Henry Ngan, ENPS Hong Kong (Hong Kong)
16:15 – 16:55
Efficient landslide detection by UAV-based multi-temporal visual analysis, Yosuke Yamaguchi1, Kai Matsui1, Jun Ohya1, Katsuya Hasegawa2, and Hiroshi Nagahashi3; 1Waseda University, 2Japan Aerospace Exploration Agency, Institute of Space and Astronautical Science, and 3Tokyo Institute of Technology (Japan) [view abstract]
Unmanned aerial vehicles (UAVs) equipped with optical cameras are powerful tools for automatic landslide detection in large remote and undeveloped areas as they enable high-resolution, low-cost, and flexible visual analysis. Structure from Motion (SfM) - Multi View Stereo (MVS) is commonly used for processing UAV imagery to accurately measure the ground surface. Recent studies based on SfM-MVS conducted landslide detection by monitoring the elevation change over time. However, the heavy processing load of SfM-MVS has been an obstacle for quick analysis in large areas. This paper proposes an efficient landslide detection method by Visual Simultaneous Localization and Mapping (Visual-SLAM) and convolutional neural network (CNN). Visual-SLAM enables the real time measurement of ground surface. Although the acquired data is less accurate than that of SfM-MVS, the CNN-based detection model performs to compensate for this side effect. In the preliminary experiment, it turns out that our method runs 5.5 times as fast as the SfM-MVS, achieving the F1 score of 0.83. The results show the efficiency of the SLAM-CNN-based method for landslide detection in large areas.
Detecting falling rocks by estimating excavation points using single color markers, Rei Kobayashi1, Yoshihiro Sato1, Masaya Miura2, Yuto Osada1, and Yue Bao1; 1Tokyo City University and 2Tokyu Construction Co., Ltd. (Japan) [view abstract]
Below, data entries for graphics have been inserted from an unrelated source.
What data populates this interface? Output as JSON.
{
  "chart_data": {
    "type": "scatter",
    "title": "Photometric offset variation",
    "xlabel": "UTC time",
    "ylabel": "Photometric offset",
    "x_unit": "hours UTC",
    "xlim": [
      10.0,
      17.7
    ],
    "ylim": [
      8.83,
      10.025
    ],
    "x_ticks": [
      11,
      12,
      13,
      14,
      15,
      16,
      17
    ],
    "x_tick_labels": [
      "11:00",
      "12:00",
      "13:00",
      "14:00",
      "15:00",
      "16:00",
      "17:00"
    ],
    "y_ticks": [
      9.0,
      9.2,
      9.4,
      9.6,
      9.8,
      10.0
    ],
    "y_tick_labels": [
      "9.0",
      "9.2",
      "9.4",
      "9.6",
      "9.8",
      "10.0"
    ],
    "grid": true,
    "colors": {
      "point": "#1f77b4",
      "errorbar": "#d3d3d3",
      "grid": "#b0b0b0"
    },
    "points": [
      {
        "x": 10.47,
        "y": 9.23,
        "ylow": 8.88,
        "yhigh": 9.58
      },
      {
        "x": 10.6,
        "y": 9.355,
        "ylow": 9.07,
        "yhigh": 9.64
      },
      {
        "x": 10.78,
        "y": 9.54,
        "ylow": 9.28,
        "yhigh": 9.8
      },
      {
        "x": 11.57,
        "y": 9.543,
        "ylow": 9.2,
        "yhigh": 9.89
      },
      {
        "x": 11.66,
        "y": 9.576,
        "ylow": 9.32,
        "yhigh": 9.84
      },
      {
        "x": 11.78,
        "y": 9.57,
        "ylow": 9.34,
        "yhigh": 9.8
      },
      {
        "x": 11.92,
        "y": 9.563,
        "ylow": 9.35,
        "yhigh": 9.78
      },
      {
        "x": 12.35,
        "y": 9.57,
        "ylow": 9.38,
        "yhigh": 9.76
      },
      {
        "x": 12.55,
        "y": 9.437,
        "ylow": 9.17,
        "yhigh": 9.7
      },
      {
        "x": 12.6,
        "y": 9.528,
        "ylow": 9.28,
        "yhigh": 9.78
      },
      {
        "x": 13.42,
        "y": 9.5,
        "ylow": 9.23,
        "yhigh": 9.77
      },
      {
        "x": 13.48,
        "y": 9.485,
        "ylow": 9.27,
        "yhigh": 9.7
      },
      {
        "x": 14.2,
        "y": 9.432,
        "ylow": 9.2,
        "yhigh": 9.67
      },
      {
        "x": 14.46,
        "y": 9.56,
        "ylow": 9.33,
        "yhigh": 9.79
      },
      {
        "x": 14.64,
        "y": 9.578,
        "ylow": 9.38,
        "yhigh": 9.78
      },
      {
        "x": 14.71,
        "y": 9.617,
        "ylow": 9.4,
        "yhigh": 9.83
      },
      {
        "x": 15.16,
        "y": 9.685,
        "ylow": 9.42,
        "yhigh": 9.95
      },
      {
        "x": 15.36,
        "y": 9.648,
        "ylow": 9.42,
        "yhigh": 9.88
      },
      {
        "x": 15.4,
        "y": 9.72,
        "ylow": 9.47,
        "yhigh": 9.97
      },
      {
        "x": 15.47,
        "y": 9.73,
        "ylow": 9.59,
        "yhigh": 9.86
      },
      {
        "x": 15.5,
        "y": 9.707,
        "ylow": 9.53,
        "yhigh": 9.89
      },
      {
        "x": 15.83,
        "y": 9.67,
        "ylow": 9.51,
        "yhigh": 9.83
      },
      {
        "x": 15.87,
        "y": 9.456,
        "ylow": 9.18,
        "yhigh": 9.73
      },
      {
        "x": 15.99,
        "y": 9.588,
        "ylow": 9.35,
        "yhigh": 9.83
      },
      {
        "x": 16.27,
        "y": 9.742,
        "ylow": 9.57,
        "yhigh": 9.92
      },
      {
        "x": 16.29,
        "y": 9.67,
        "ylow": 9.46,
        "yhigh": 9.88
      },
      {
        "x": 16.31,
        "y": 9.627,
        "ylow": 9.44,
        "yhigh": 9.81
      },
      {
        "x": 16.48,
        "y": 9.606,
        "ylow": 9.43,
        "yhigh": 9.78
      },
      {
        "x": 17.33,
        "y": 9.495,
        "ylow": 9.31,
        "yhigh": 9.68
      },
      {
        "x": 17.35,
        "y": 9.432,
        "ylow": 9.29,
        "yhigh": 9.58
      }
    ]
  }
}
Tunnels have been constructed in various places for transportation and lifelines. During tunnel construction, the industrial accidents have occurred due to falling rocks from the tunnel face. A large amount of falling rocks is confirmed in the precursor of tunnel collapse. Therefore, it is necessary to detect falling rocks to prevent industrial accidents and to grasp of the situation on tunnel face. As conventional methods, the inter-frame difference method and the laser measurement method were proposed. However, those methods were difficult to monitor the entire tunnel face and detected moving objects other than falling rocks. In this paper, we propose a falling rocks detection method that combines the moving object detection method on the tunnel face and the estimation method of excavation points using single color markers. It was confirmed that only falling rocks were detected during excavation experiment.